Mr. Soferis was informed at noontime of the loss of his manager. Russell said, with a businesslike air, “The girl who’s been helping me out, as a friend, could most likely take over for a while until you get reorganized.”

“Is the kid honest?”

“Honest! Are you kidding? An honor graduate.”

“Okay. Give her your key and I’ll see her in the shop that morning after you’re gone. I expect she’s been running the joint anyway, the way women do.”

It was not so easy to figure out how he could make the arrangements with Marianne without meeting her face-to-face, and that he could not bear to do. The idea of writing a note was alien to him, also. At last he did what he could. He asked Linda, in her capacity as his neighbor, to call and to say that he had to go away temporarily on business with Uncle Walt and that Soferis wanted her to hold down his job at the shop until Russell got back. For the key — it would be left with the bartender at the Vesuvius.

c. 1954–1960

A Season’s Romance

“I can’t imagine why I rush around so, taking in things. No doubt this frenzy of mine can be laid at the door of the critics, since I follow their lead like a witless lamb. When I think I may miss ‘the greatest
Aïda
of the century,’ it makes me absolutely frantic, even though I am always saying I am not particularly fond of opera as a form. Perhaps I just love
going
to the opera.” Thus Mrs. Lily Wayland, with her cool and yet incorrigibly flirtatious smile, addressed her cocktail guests. The occasion was a small party for her daughter, Adele, who would soon be sailing to Europe for a year of study. Adele looked like a debutante, and everyone, even her mother, thought it engaging and a little absurd that she had just recently earned her doctorate at New York University.

“Your great love of singing seems to come upon you just when Mrs. Ives sends you her every-other-Monday box tickets.” Thus Adele Wayland, as if for the instruction of her friends, corrected her mother while fastidiously maintaining a cozy and bantering tone. Mother and daughter trimmed their dialogue with irony and contradiction, and liked to be “amiably cross” with each other. There was no hostility in this; it was, on the contrary, affection, admiration, and common interests well understood and accepted that allowed them the pleasure of their corrections and reversals.

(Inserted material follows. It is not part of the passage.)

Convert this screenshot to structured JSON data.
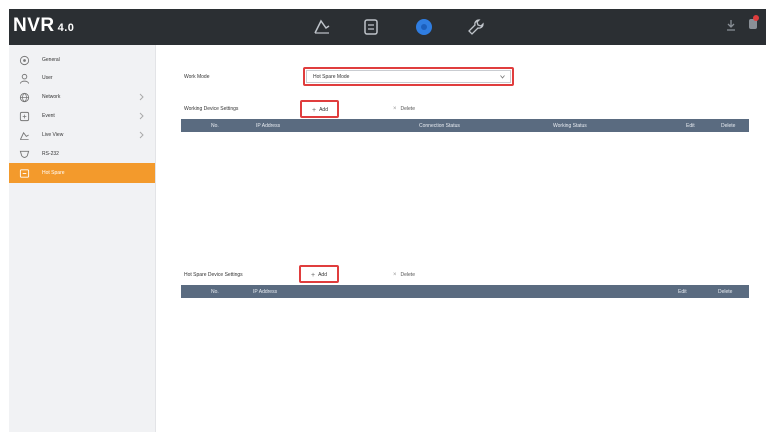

“I admit I can’t abide to miss ‘the greatest
Aïda
of the century’ when Mrs. Ives sends me an expensive ticket. I wouldn’t dream of forgoing the Kabuki Dancers when I am taken there, all paid for, in the Boardmans’ limousine.” And then Mrs. Wayland widened her eyes and said, “Isn’t it wicked to be so trivial, so poor, and yet so luxury-mad — so fond of the best seat, so proud of someone else’s plushy car? A chauffeur is to me an overwhelming creature. I somehow cannot think ill of anyone with the money to hire such a person. I could love an ape if he were driven about by a man in a cap and leggings.”

Mrs. Wayland and her daughter were handsome, intelligent, and spoken of as “a little different.” About this phrase, Mrs. Wayland would shudder and say, “That makes me feel like a fabric that’s been on the markdown counter too long.” Both mother and daughter could be identified in an interesting whisper when they entered the room. Mrs. Wayland had been an actress, the informing voice would say. Adele Wayland was “awfully bright,” a student of the fine arts. Mrs. Wayland had married for love and given up her career; her husband had been gay and handsome; with Lily’s help, he ran through the money he had inherited from his father, and he died in an airplane crash while he was acting as his own pilot. “I was of the breed of Cornelia Otis Skinner and Ruth Draper,” Mrs. Wayland would say in her throaty voice, “although I didn’t do monologues. I was well bred, well trained, intelligent, began my interest in the theater at Smith College — that kind of thing. Such bulky
equipment
is not what I personally care for in the theater. For greatness, a little dirt, a hint of the gutter, the grand slut — that’s the real thing. Hunger, violence, vice, outrageousness. My vices are of the bourgeois order. I love comfort, rich sauces, lots of money, and utter adoration!”